Hello! In a previous blog post, Kevan Dunsmore wrote about the portion of the new Lumos architecture that is built using the Lambda Architecture pattern, and I’d like to dive a bit deeper into what that looks like. This article will go over what tools we use for aggregating all the app load data we get into trends and active user counts, how we implement those solutions, and what kinds of things go wrong. However, the same basic structure is being used for the aggregation of both crashes and handled exceptions.

The Tools We Use: A Brief Introduction to Spark and Lambda

We use Apache Spark for this step in our pipeline for a number of reasons such as how well it parallelizes work, how well it connects to our other components (Cassandra for our production database and Kafka for queuing between services, in particular), as well as its streaming capabilities. And while I like all of these things, my favorite thing about using Spark is that we write Spark jobs in Scala, which is a very neat language with the ability to natively use all of our Java internal libraries. It also happens to be the language Spark itself is written in, and we find that the support for Scala is excellent.

Spark is a fairly generic data processing engine. There are a ton of things it can be used for, including machine learning, but for now on my team we use it for two simple things:
a) Processing large amounts of Object A into Object B at reasonable speed, and
b) Processing small amounts of Object A into Object B at ridiculous speed.

The first use is our batch jobs, which run once per day and aggregate all the data from the previous day into counts and summaries that are easier for the API to fetch, and easier for the UI to use. The latter use case is streaming, which runs continuously and grabs data from kafka in much smaller batches.

The goal of the streaming layer is speed. If the batch job hasn’t run for the day yet, the batch job hasn’t seen any of the data for the day yet. Without streaming, our data would always be one day behind. We wouldn’t be able to have live updating graphs without streaming, either. But the tradeoff for availability is missing the rare crashes that come in much later than when they occurred. “Offline” events or events that are received “way out of band” would not be captured. For example, if someone is out playing Pokémon Go in the wilderness with no cell signal, and comes back that evening with a load of data for us, streaming is going to ignore it. Streaming has better things to do, like live crash counts on a new app version to see if it needs to be rolled back.

Batch, on the other hand, is much slower, more accurate, and more resilient. The daily batch jobs will pull all the data from the past 30 days, so our mountaineering Pokémon Go friend will be counted. These jobs take several hours to go from end to end, but they can do things that streaming cannot. For example, monthly active users (MAU) is an important metric for measuring app usage. Constantly streaming calculations of unique users over 30 days would be incredibly expensive, and since the data for 30 days won’t change much from one minute to the next, daily batches get us that data often enough, and at a reasonable cost. (We do generate today’s MAU through a mix of streaming and batch, but it is a temporary value until the batch runs again, so we can be as accurate as possible.) Batch will also recover exceptionally well from failures, which I will talk about in the next big section.

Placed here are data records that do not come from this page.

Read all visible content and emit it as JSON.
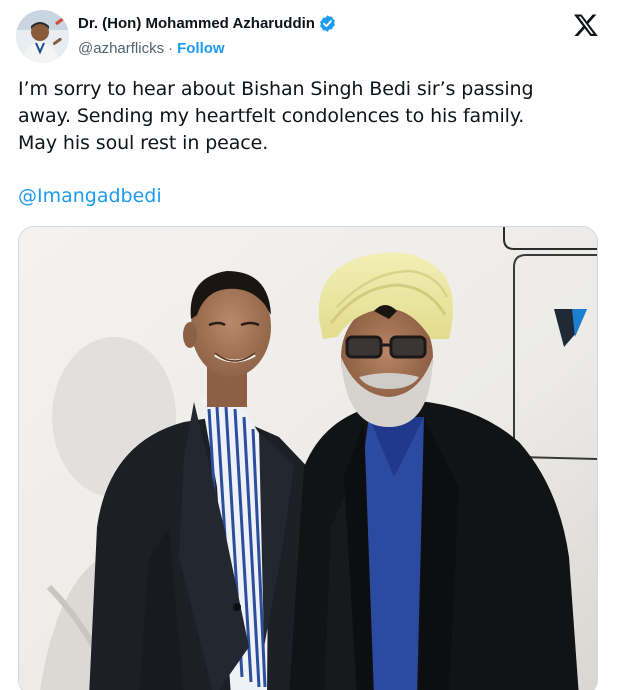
{
  "author": {
    "display_name": "Dr. (Hon) Mohammed Azharuddin",
    "handle": "@azharflicks",
    "separator": "·",
    "follow_label": "Follow",
    "verified": true
  },
  "tweet": {
    "lines": [
      "I’m sorry to hear about Bishan Singh Bedi sir’s passing",
      "away. Sending my heartfelt condolences to his family.",
      "May his soul rest in peace."
    ],
    "mention": "@Imangadbedi"
  },
  "icons": {
    "platform_logo": "x-logo-icon",
    "verified_badge": "verified-badge-icon"
  },
  "colors": {
    "text": "#0f1419",
    "secondary": "#536471",
    "link": "#1d9bf0",
    "border": "#cfd9de"
  }
}
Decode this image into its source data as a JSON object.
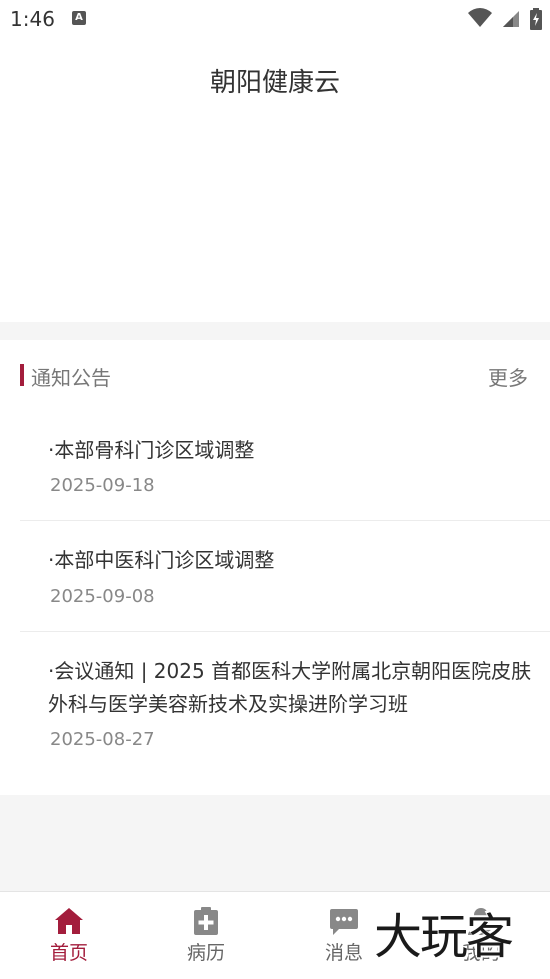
{
  "status_bar": {
    "time": "1:46",
    "a_icon": "A"
  },
  "app": {
    "title": "朝阳健康云"
  },
  "notices": {
    "section_title": "通知公告",
    "more_label": "更多",
    "items": [
      {
        "title": "·本部骨科门诊区域调整",
        "date": "2025-09-18"
      },
      {
        "title": "·本部中医科门诊区域调整",
        "date": "2025-09-08"
      },
      {
        "title": "·会议通知 | 2025 首都医科大学附属北京朝阳医院皮肤外科与医学美容新技术及实操进阶学习班",
        "date": "2025-08-27"
      }
    ]
  },
  "tabbar": {
    "items": [
      {
        "label": "首页",
        "icon": "home-icon",
        "active": true
      },
      {
        "label": "病历",
        "icon": "medical-record-icon",
        "active": false
      },
      {
        "label": "消息",
        "icon": "message-icon",
        "active": false
      },
      {
        "label": "我的",
        "icon": "profile-icon",
        "active": false
      }
    ]
  },
  "watermark": {
    "text": "大玩客"
  },
  "colors": {
    "accent": "#a31d3c",
    "inactive_icon": "#888888"
  }
}
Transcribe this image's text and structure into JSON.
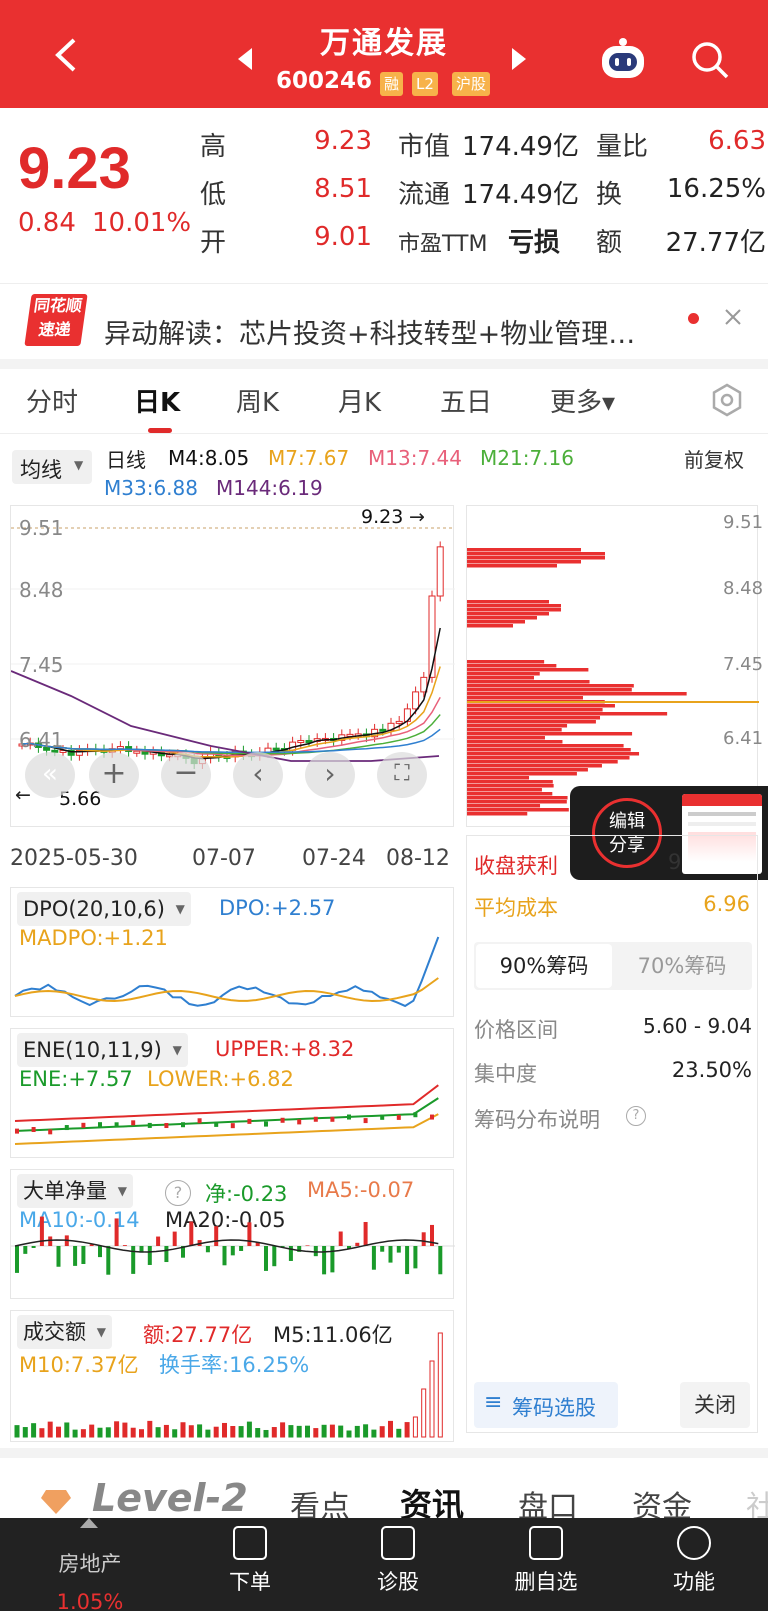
{
  "header": {
    "title": "万通发展",
    "code": "600246",
    "tags": [
      "融",
      "L2",
      "沪股"
    ]
  },
  "quote": {
    "price": "9.23",
    "change": "0.84",
    "change_pct": "10.01%",
    "rows": [
      {
        "l1": "高",
        "v1": "9.23",
        "l2": "市值",
        "v2": "174.49亿",
        "l3": "量比",
        "v3": "6.63"
      },
      {
        "l1": "低",
        "v1": "8.51",
        "l2": "流通",
        "v2": "174.49亿",
        "l3": "换",
        "v3": "16.25%"
      },
      {
        "l1": "开",
        "v1": "9.01",
        "l2": "市盈TTM",
        "v2": "亏损",
        "l3": "额",
        "v3": "27.77亿"
      }
    ]
  },
  "news": {
    "logo_top": "同花顺",
    "logo_bottom": "速递",
    "text": "异动解读：芯片投资+科技转型+物业管理…"
  },
  "tabs": [
    "分时",
    "日K",
    "周K",
    "月K",
    "五日",
    "更多▾"
  ],
  "ma": {
    "selector": "均线",
    "period": "日线",
    "m4": "M4:8.05",
    "m7": "M7:7.67",
    "m13": "M13:7.44",
    "m21": "M21:7.16",
    "m33": "M33:6.88",
    "m144": "M144:6.19",
    "adjust": "前复权"
  },
  "kline": {
    "y_ticks": [
      "9.51",
      "8.48",
      "7.45",
      "6.41"
    ],
    "high_label": "9.23",
    "low_label": "5.66",
    "dates": [
      "2025-05-30",
      "07-07",
      "07-24",
      "08-12"
    ]
  },
  "chips": {
    "y_ticks": [
      "9.51",
      "8.48",
      "7.45",
      "6.41"
    ],
    "profit_label": "收盘获利",
    "avg_cost_label": "平均成本",
    "avg_cost": "6.96",
    "tab90": "90%筹码",
    "tab70": "70%筹码",
    "range_label": "价格区间",
    "range_val": "5.60 - 9.04",
    "conc_label": "集中度",
    "conc_val": "23.50%",
    "help": "筹码分布说明",
    "select_btn": "筹码选股",
    "close_btn": "关闭"
  },
  "share_popup": {
    "label1": "编辑",
    "label2": "分享",
    "behind": "9"
  },
  "dpo": {
    "name": "DPO(20,10,6)",
    "dpo": "DPO:+2.57",
    "madpo": "MADPO:+1.21"
  },
  "ene": {
    "name": "ENE(10,11,9)",
    "upper": "UPPER:+8.32",
    "ene": "ENE:+7.57",
    "lower": "LOWER:+6.82"
  },
  "big": {
    "name": "大单净量",
    "net": "净:-0.23",
    "ma5": "MA5:-0.07",
    "ma10": "MA10:-0.14",
    "ma20": "MA20:-0.05"
  },
  "amount": {
    "name": "成交额",
    "amt": "额:27.77亿",
    "m5": "M5:11.06亿",
    "m10": "M10:7.37亿",
    "turn": "换手率:16.25%"
  },
  "bottom_tabs": [
    "Level-2",
    "看点",
    "资讯",
    "盘口",
    "资金",
    "社"
  ],
  "bottom_nav": {
    "sector": "房地产",
    "sector_chg": "1.05%",
    "items": [
      "下单",
      "诊股",
      "删自选",
      "功能"
    ]
  },
  "colors": {
    "red": "#e93030",
    "green": "#1a9a2a",
    "blue": "#2f7fd0",
    "yellow": "#e8a31c"
  }
}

Put together, this means almost all data will go through streaming, and all data that falls within our recalculation window will go through batch (the edge case being data from a phone someone was using for over a month without any cell signal). Both layers put data into our production Cassandra database, where the API can decide which layer to grab data from depending on the time window that was requested. For example, a request for data from now until last week will require pulling data from streaming for today, and from several batch jobs to fill in last week.

Moving from Spark 1.6 to 2.0

When we started this project we realized pretty quickly that this was a prime chance to write new Spark jobs that took advantage of new features in Spark 2.0. Many of our Spark jobs used to be written in 1.6, and a disadvantage of that was that for every schema Spark had to read from .avro files, we had to compile another set of Java classes for Spark to use. Not hard, but a bit tedious.

Spark 2.0 still allows this, but can be a bit smarter if you ask it to. So long as your schema is simple enough, you can write a short case class naming the properties it has, and that’s your Spark job’s schema. There are encoders for most if not all primitive Scala types (I only needed int, String, and a byte array), which do most of the hard work converting from our .avro files. These encoders produce Datasets instead of DataFrames for the Spark job to work with, which give us a nice boost in processing speed in addition to other benefits.

How It Fails

Spark isn’t perfect, and neither are we. Sometimes, things fail. But we’ve put a lot of safeties in place to make sure a failure in Spark is always recoverable.

First of all, since streaming is about what is happening right now, if we ever have to restart the streaming layer, it picks up again at the current time, reading messages from the head of our Kafka topics. Batch gets its data from the same part of the pipeline that streaming does, so if a streaming job fails, the data that it should have processed is recovered automatically in the batch layer.

The streaming layer is never run again for an earlier time window, which is called ‘backfilling.’ The batch layer, on the other hand, should be backfilled for any days it misses. Our writes to Cassandra are done so that new data will overwrite old data, so if there was a batch job that failed halfway through, we’d have fresh data from the backfill.

Most importantly, though, the batch layer does not read directly from Kafka topics like streaming does. The Kafka topic that feeds streaming also dumps all of its data into Amazon’s S3, which batch then reads from. Thus the data from Kafka will be persisted at all times, whether the batch runs on time or not. Batch will also write back to S3 at various points during execution so that when we calculate hourly counts, we can use them later to expedite the calculation of daily counts.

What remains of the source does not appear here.